I'm not very good. I fall off a lot.
Jun 2004: XR600 Wheelie Crash
So I bought an XR600 on a whim. It's a big single-cylinder street-legal dirtbike. It's not light, it's not pretty, and it smokes like it's on fire, but it wheelies in second gear. Nice!
On the second or third day I brought it to work, I'm outside at lunch doing wheelies in a nearby parking lot. It's secluded, there's no one else there, and I'm having a great time. I ride the bike back to the Centellax parking lot, and one of my friends is talking on the phone right outside the front door. I can't resist, I rip a big wheelie right by him. I get a big thumbs up.
So I'm heading back past him to park the bike and decide to pull it up one more time. I decide to go all out. I say the immortal words of someone about to do something monumentally stupid: "Hey, watch this!". I pull the clutch, rev to the moon, dump the clutch, and yank on the handlebars. The bike goes up. Way up.
I didn't know the pegs on dirtbikes fold in. It makes sense, because you wouldn't want to get tossed off when riding through rocks. Unfortunately, it means when you do huge wheelies, your feet press on the pegs at the wrong angle, and they fold in. The pegs folded in. My feet slid right off the pegs, my body slid right off the seat, and I had to death-grip the bars to stay on. My face was now right in the seat, my arms straight up over my head to the handlebars. The bike was standing almost straight up and down and started to drag me across the parking lot.
My hand position on the throttle, coupled with the grip I have on the bars, ensures the throttle opens all the way. The bike is now perilously close to flipping over and squishing me. I decide that maybe trying to save it wasn't such a good idea, and let go. The bike falls over, I land on my face.
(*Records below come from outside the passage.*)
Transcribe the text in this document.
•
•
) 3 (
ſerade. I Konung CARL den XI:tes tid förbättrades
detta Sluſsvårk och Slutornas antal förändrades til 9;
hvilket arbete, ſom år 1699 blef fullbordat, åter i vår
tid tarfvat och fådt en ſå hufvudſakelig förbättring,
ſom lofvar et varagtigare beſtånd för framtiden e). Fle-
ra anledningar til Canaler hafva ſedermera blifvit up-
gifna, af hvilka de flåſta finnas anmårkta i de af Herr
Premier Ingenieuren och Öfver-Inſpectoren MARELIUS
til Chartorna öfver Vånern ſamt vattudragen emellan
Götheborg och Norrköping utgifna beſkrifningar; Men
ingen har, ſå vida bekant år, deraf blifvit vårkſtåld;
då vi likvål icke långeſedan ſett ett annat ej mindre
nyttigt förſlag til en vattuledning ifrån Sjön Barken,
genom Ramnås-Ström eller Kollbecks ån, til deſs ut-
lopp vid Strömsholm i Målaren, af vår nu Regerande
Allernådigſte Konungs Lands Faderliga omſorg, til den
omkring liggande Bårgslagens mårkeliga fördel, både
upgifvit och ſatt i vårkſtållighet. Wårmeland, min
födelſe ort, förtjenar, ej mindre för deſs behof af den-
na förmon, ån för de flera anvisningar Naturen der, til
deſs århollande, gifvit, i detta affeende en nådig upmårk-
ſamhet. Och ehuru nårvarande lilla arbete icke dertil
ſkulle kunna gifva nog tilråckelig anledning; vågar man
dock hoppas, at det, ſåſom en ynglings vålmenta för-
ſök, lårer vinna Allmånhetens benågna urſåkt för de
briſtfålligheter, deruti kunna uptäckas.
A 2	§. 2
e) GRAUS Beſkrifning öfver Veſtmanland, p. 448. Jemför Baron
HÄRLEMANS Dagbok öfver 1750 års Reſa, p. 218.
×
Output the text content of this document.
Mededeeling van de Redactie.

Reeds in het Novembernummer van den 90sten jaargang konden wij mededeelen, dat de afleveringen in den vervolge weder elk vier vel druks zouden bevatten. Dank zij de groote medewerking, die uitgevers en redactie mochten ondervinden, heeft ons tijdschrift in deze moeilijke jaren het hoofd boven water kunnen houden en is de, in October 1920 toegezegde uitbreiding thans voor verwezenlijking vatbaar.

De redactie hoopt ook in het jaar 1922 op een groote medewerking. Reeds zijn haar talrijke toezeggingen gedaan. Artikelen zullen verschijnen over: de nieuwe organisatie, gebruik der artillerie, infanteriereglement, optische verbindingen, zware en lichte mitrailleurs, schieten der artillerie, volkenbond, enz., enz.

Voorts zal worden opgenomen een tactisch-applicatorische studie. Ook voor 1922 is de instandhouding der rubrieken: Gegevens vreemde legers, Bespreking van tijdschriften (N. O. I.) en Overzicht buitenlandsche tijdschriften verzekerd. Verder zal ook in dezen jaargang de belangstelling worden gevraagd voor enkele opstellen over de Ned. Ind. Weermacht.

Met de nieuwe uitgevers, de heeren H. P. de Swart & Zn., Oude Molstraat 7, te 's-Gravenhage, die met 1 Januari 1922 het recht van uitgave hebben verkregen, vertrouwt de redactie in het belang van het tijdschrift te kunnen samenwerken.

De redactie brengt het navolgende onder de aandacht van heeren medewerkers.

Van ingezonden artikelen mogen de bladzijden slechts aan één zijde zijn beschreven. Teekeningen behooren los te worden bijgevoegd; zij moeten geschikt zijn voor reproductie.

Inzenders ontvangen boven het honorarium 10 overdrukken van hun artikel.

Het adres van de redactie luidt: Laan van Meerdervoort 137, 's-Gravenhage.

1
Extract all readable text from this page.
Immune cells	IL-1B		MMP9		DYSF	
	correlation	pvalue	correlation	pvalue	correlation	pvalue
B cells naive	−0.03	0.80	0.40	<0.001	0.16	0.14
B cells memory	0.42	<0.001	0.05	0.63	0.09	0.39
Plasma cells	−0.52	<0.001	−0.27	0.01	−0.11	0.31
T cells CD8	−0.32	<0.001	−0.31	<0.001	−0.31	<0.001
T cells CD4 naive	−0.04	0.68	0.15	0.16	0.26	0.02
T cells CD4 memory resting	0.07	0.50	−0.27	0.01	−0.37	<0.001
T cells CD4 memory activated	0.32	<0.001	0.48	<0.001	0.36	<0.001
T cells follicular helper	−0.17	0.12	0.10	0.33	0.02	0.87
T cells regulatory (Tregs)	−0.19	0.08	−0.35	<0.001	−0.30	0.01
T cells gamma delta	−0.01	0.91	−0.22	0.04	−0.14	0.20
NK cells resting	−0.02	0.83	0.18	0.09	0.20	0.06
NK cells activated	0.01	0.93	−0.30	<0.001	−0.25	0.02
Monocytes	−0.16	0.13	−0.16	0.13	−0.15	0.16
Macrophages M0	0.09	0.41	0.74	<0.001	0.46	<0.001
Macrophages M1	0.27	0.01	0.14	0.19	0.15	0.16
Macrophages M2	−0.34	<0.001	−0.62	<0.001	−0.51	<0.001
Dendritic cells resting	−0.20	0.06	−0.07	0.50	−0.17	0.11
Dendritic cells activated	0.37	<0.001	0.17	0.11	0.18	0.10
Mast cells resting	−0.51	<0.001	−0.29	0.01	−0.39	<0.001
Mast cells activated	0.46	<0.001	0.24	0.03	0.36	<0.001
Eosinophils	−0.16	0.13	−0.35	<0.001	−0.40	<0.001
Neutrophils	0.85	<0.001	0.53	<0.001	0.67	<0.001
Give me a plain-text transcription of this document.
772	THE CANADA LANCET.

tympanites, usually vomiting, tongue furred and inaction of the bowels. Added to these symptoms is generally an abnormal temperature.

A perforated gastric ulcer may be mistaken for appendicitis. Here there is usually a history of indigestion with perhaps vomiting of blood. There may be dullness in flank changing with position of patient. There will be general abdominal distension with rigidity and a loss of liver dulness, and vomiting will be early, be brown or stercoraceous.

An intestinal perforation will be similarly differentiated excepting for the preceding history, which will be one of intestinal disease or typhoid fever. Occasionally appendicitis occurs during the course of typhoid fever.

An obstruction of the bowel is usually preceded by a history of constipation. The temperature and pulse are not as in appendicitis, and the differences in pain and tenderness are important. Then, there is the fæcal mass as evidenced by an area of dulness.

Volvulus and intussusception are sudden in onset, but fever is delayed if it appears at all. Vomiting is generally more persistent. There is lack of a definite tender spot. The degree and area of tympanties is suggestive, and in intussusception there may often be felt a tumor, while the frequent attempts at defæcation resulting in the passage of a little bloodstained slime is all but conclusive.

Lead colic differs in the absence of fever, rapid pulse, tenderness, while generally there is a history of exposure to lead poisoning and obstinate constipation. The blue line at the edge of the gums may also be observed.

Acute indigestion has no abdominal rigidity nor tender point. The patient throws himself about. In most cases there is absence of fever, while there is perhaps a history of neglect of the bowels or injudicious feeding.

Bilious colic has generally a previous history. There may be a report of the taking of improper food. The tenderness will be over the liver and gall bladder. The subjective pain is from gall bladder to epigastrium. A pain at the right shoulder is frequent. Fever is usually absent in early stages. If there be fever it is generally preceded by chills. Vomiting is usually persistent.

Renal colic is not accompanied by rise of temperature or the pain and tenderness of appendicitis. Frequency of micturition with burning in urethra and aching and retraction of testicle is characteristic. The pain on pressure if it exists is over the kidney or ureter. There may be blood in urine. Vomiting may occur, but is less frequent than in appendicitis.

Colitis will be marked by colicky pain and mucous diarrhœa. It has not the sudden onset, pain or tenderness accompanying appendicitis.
Coworker applauds, more coworkers emerge from the lobby. They applaud as well. I ripped my jeans and rashed my leg - I have a rash the size of my palm just below the knee. Bike is fine, can hardly tell it crashed. No one else hurt, no cars hit.
I end up stapling my jeans back together to avoid grossing people out. Good thing I wasn't meeting customers or reps that day. Thankfully no one had a camera.